= Baukungri Hajw Gakhwnai =

The "Baukungri Hajw Gakhwnai" also known as the "Trekking of Baukungri Hill" is an annual traditional spiritual and adventurous event held at Baokhungri Hill, near Harinaguri in the Kokrajhar district of the Bodoland Territorial Council ( BTC), Assam. It is held annually on the auspicious occasion of Chaitra Sankranti the final day of the Chaitra month, occurring in mid-April and signaling the beginning of Rongjali Bwisagu (the Bodo New Year).

In recent years, the Tourism Department of the BTC has transformed this traditional custom into a large-scale three-day organized event called the Baokhungri Festival. Though the central spiritual attraction continues to be the mass hill trek, the festival has expanded to include an ethnic food festival, cultural performances, and a range of traditional and contemporary adventure sports aimed at promoting ecotourism in Bodoland (BTR).

==History==
Celebrated on a day before Bwisagu by the Bodo people the tourism department of BTC has taken up to celebrate the traditional customs as annual festival since the last five years in a grand way, by introducing various programmes and adventurous sports to attract tourists from outside or in other words through systematic and organised way.

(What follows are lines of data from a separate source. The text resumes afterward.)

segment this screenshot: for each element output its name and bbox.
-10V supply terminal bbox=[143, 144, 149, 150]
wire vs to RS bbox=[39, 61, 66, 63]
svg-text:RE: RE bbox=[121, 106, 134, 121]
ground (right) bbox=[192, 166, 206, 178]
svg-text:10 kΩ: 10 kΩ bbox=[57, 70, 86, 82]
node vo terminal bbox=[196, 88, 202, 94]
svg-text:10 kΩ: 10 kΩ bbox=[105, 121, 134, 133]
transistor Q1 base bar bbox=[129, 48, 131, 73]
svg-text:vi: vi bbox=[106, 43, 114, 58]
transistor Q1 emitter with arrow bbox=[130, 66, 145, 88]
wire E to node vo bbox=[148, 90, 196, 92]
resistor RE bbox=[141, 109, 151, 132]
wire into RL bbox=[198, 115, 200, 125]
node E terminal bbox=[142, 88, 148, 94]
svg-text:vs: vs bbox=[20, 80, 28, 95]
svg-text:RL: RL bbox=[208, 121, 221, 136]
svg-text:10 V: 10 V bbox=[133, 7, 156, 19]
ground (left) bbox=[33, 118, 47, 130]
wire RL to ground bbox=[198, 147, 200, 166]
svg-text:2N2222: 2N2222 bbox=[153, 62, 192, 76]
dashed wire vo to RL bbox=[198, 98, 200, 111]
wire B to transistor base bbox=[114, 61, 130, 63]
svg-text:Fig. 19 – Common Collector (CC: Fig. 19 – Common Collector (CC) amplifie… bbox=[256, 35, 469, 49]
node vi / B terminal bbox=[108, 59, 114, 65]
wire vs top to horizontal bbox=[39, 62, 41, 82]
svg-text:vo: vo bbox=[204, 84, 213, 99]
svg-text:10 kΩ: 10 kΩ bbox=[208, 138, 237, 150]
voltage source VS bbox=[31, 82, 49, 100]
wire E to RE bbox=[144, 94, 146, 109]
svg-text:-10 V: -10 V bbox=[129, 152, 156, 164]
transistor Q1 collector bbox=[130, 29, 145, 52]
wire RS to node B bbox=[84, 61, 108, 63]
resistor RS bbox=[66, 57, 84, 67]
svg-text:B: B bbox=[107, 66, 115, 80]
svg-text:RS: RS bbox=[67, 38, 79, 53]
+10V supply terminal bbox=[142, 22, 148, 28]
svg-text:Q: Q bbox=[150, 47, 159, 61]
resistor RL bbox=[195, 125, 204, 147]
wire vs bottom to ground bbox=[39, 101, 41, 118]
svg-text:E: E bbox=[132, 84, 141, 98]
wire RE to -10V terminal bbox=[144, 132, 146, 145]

Though it was celebrated by the Bodos in a traditional way in earlier times, in present times, thousands of people, irrespective of caste, creed and religions, throng and climb the Baukungri peak with festivity mood for welcoming the Bwisagu festival.

==Events==
The events typically include trekking of the Baukungri Hill, an ethnic food festival, a cultural show, and adventurous and indigenous sports.

==Tourists==
International tourists from neighbouring countries and western countries can be seen participating in the event.